Ближе к вечеру к Герману подошла секретарь шефа и положила на стол папку с документами:
- Тут Вам передали кое-какие бумаги,- секретарь постояла у стола, постукивая своим коготком по папке,- внимательно изучите и сразу же верните мне. Сегодня!
- А что за бумаги,- Герман продолжал писать служебный отчет,- и почему сегодня вернуть, я не успею все просмотреть.
- Надо успеть, это очень важно и не терпит отлагательств, - секретарь еще настойчивее постучала коготком,- надо поторопиться и будьте внимательны при изучении. Это просьба начальства.
"Почему она сказала "начальства" и это постукивание коготком, а ещё настойчивый тон в голосе,- Герман задумался,- явно тут есть какой-то подтекст. Видно что-то важное она принесла и явно не по своей инициативе"
Герман оторвался от своих бумаг и внимательно посмотрел на девушку. Та стояла перед ним с озабоченным выражением и таращилась на своего собеседника. Он взял папку, открыл и начал листать подшитые бумаги. Это было старое дело, и он уже было хотел возмутиться "что это, мол, она подсовывает ему и мешает работать", но тут на очередном листке он увидал текст, написанный большими буквами детским почерком "Надо ехать в больницу. Срочно" Герман сразу все понял - шеф хочет его видеть, он закрыл папку и спокойно ответил:
- Хорошо, я сейчас же займусь этим делом, а папку можете забрать, я в курсе тех недоработок.
Секретарь взяла обратно папку и быстро удалилась, оставив Германа в задумчивости.
"Вот и закрутились дела!
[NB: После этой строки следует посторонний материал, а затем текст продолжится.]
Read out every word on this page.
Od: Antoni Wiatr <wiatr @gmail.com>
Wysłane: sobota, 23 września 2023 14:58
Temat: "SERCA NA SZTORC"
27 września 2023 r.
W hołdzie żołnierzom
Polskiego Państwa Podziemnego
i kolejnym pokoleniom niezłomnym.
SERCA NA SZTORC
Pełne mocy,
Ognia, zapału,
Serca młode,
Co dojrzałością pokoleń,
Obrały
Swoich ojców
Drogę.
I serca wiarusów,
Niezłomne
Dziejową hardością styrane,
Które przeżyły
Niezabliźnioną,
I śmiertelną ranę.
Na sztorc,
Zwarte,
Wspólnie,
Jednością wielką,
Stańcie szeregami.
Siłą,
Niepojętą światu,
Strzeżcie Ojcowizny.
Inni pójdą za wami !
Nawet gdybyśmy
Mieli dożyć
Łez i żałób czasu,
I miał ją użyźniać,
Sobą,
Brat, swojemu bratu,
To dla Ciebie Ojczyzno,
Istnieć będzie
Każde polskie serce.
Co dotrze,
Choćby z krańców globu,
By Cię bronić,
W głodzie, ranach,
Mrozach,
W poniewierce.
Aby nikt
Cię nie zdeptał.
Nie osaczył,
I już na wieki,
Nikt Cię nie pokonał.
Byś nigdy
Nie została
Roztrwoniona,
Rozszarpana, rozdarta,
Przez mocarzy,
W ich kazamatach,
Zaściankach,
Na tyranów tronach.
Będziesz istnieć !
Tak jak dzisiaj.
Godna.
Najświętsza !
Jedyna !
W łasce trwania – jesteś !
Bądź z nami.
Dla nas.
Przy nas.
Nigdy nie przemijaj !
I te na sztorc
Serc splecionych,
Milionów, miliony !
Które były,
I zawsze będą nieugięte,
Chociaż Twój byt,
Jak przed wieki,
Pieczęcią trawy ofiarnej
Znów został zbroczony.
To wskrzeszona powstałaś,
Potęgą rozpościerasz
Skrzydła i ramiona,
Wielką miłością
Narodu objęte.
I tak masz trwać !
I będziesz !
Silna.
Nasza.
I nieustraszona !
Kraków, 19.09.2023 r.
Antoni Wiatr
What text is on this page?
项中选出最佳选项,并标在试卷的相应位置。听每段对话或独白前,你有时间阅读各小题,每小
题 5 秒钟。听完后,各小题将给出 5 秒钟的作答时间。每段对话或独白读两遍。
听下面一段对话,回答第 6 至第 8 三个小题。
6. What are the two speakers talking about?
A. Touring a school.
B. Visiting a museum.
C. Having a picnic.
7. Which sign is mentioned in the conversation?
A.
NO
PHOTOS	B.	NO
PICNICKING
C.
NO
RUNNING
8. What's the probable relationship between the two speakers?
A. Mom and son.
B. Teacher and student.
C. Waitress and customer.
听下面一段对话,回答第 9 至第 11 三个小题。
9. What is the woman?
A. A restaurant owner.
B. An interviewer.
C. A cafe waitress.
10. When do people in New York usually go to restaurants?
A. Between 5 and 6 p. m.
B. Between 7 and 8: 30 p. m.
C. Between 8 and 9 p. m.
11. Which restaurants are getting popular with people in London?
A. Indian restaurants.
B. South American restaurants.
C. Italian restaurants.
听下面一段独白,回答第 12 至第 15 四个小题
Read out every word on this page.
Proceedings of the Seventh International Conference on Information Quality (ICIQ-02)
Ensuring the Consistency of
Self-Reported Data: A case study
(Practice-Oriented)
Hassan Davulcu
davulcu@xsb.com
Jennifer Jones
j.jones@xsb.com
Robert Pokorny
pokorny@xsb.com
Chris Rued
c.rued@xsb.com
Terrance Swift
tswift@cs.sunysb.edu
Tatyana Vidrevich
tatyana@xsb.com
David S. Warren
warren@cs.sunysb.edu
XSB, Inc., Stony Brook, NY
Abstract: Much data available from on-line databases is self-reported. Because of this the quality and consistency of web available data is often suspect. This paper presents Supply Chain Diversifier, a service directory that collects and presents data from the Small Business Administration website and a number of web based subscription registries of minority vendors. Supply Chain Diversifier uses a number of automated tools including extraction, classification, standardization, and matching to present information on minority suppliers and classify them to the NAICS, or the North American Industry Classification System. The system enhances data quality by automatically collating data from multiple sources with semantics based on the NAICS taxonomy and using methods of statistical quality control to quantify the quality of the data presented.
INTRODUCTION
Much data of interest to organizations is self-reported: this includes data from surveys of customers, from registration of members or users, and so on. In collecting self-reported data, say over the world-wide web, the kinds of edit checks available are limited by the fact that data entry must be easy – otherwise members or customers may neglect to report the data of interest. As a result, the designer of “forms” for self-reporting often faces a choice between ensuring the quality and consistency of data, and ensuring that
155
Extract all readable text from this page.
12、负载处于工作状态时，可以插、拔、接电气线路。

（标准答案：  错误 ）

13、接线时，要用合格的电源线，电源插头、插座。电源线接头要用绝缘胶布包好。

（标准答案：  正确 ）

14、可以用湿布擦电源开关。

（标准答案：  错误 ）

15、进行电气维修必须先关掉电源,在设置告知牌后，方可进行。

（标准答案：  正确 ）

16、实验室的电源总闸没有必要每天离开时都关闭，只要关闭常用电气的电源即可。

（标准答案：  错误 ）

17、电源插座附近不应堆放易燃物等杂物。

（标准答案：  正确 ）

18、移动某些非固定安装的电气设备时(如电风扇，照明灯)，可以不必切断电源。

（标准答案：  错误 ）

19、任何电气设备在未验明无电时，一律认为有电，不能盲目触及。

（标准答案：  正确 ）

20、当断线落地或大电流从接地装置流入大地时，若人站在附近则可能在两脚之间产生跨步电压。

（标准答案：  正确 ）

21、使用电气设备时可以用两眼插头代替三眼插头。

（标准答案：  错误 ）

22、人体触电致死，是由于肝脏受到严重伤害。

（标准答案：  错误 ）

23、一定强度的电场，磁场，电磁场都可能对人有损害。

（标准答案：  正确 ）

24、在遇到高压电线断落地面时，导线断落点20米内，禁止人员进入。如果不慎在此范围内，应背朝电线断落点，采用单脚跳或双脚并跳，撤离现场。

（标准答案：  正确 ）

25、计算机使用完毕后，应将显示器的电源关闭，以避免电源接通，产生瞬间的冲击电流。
Шеф явно что-то знает, надо сразу же после работы ехать к нему, но так не хочется. В такую даль, в конец города, а на улице такая сырость и зима никак наступить не может. Эта теплынь в конце года совсем замучила! Сначала поеду домой, а уж потом смотаюсь к нему, поймаю тачку и съезжу. Отчего-то не хочется на своей, да и бензина мало в баке".
Уже вечером он стоял на обочине дороги, пытаясь поймать такси. Краем глаза он заметил, как отъехала машина, стоявшая у его дома, но как только он двинулся к дороге, тронулась и медленно поехала, как бы за ним. Когда он остановился, пытаясь голосовать, она тоже остановилась, потушив фары.
"Странно, если бы это был "грачующий" водила, он бы уже подъехал, а этот явно кого-то ожидает или выслеживает. Неужели меня?"
Он так увлекся своими мыслями, что не заметил, как к нему подъехала машина.
"Странно, я еще не успел даже руку поднять, а он уже отреагировал на пассажира"
Открывая дверь, Герман в последний момент понял, что перед ним остановился его брат, Роман.